What is Ashwagandha?
One of my favorite herbs of the Ayurvedic health system, ashwagandha is one of those few natural nootropics that you really feel almost immediately after taking. Whereas most natural cognitive enhancers (it seems) require some time to reach peak effect, ashwagandha’s benefits are instantly noticeable.
Almost to a fault, if you’re not totally prepared for it.
With that in mind, ashwagandha isn’t an outright cognitive enhancer. In fact, it’s quite the opposite: ashwagandha actually somewhat impairs — or, more accurately, sedates — cognition, resulting in a sort of groovy feel-good relaxed mood. However, while this isn’t exactly ideal for high brainpower-demanding tasks, the boost on mood and relaxation may help improve your mental performance by providing fast-acting anxiety and stress relief.
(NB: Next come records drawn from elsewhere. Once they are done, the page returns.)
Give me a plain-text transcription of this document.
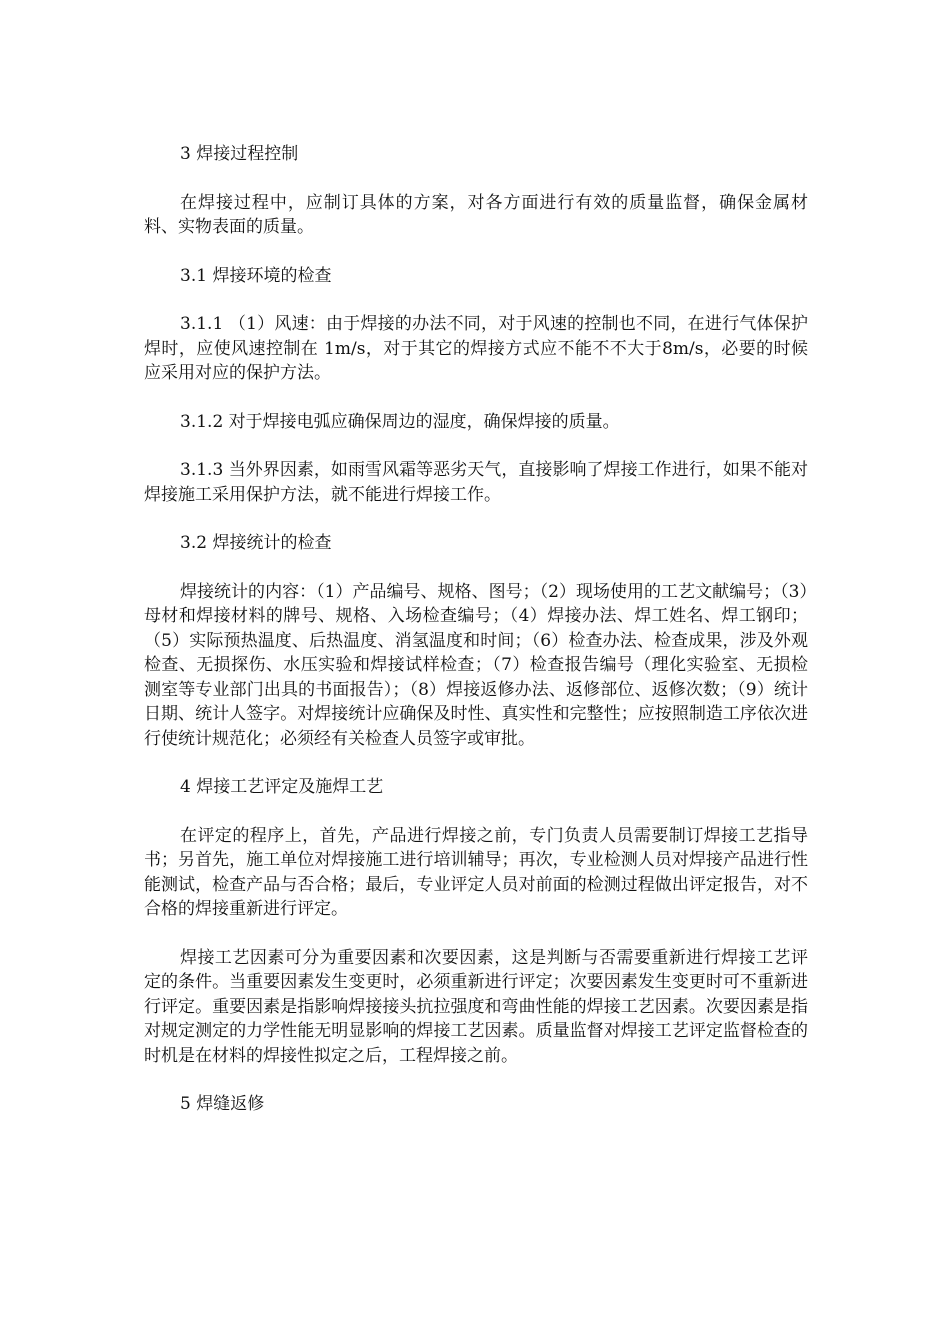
3 焊接过程控制

在焊接过程中，应制订具体的方案，对各方面进行有效的质量监督，确保金属材料、实物表面的质量。

3.1 焊接环境的检查

3.1.1 （1）风速：由于焊接的办法不同，对于风速的控制也不同，在进行气体保护焊时，应使风速控制在 1m/s，对于其它的焊接方式应不能不不大于8m/s，必要的时候应采用对应的保护方法。

3.1.2 对于焊接电弧应确保周边的湿度，确保焊接的质量。

3.1.3 当外界因素，如雨雪风霜等恶劣天气，直接影响了焊接工作进行，如果不能对焊接施工采用保护方法，就不能进行焊接工作。

3.2 焊接统计的检查

焊接统计的内容：（1）产品编号、规格、图号；（2）现场使用的工艺文献编号；（3）母材和焊接材料的牌号、规格、入场检查编号；（4）焊接办法、焊工姓名、焊工钢印；（5）实际预热温度、后热温度、消氢温度和时间；（6）检查办法、检查成果，涉及外观检查、无损探伤、水压实验和焊接试样检查；（7）检查报告编号（理化实验室、无损检测室等专业部门出具的书面报告）；（8）焊接返修办法、返修部位、返修次数；（9）统计日期、统计人签字。对焊接统计应确保及时性、真实性和完整性；应按照制造工序依次进行使统计规范化；必须经有关检查人员签字或审批。

4 焊接工艺评定及施焊工艺

在评定的程序上，首先，产品进行焊接之前，专门负责人员需要制订焊接工艺指导书；另首先，施工单位对焊接施工进行培训辅导；再次，专业检测人员对焊接产品进行性能测试，检查产品与否合格；最后，专业评定人员对前面的检测过程做出评定报告，对不合格的焊接重新进行评定。

焊接工艺因素可分为重要因素和次要因素，这是判断与否需要重新进行焊接工艺评定的条件。当重要因素发生变更时，必须重新进行评定；次要因素发生变更时可不重新进行评定。重要因素是指影响焊接接头抗拉强度和弯曲性能的焊接工艺因素。次要因素是指对规定测定的力学性能无明显影响的焊接工艺因素。质量监督对焊接工艺评定监督检查的时机是在材料的焊接性拟定之后，工程焊接之前。

5 焊缝返修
And this is only touching upon the cognitive benefits of ashwagandha.
As an adaptogen, ashwgandha also doubles as a physical performance enhancer, especially as a post-workout recovery agent. Likewise, it’s positive effects on thyroid hormones may provide some weight management (read: fat loss) benefits as well.
Nootropic Benefits of Ashwagandha
Athletes and bodybuilders enjoy ashwagandha for its strength- and weight-related benefits. However, there are some pronounced cognitive benefits to taking ashwagandha, most of which are associated with the herbal adaptogen’s sedative properties. Supplementing ashwagandha may help:
- Reduce Anxiety
- Relieve Stress
- Reduce Cortisol Levels
- Improve Sleep Quality
And, of course, ashwagandha may help counteract the excessive excitatory actions of stimulants, such as adderall and other prescription smart drugs. Particularly during the nighttime, as a way to relax and get better sleep after an exciting day of being all revved up on addies.
Read my Ashwagandha review here.
Recap: What is Adderall?
Adderall is a pill that you throw down your gullet and, after throwing down said gullet, makes you feel good. Really good. Better than most gullet-thrown things make you feel on a day-to-day basis, in fact.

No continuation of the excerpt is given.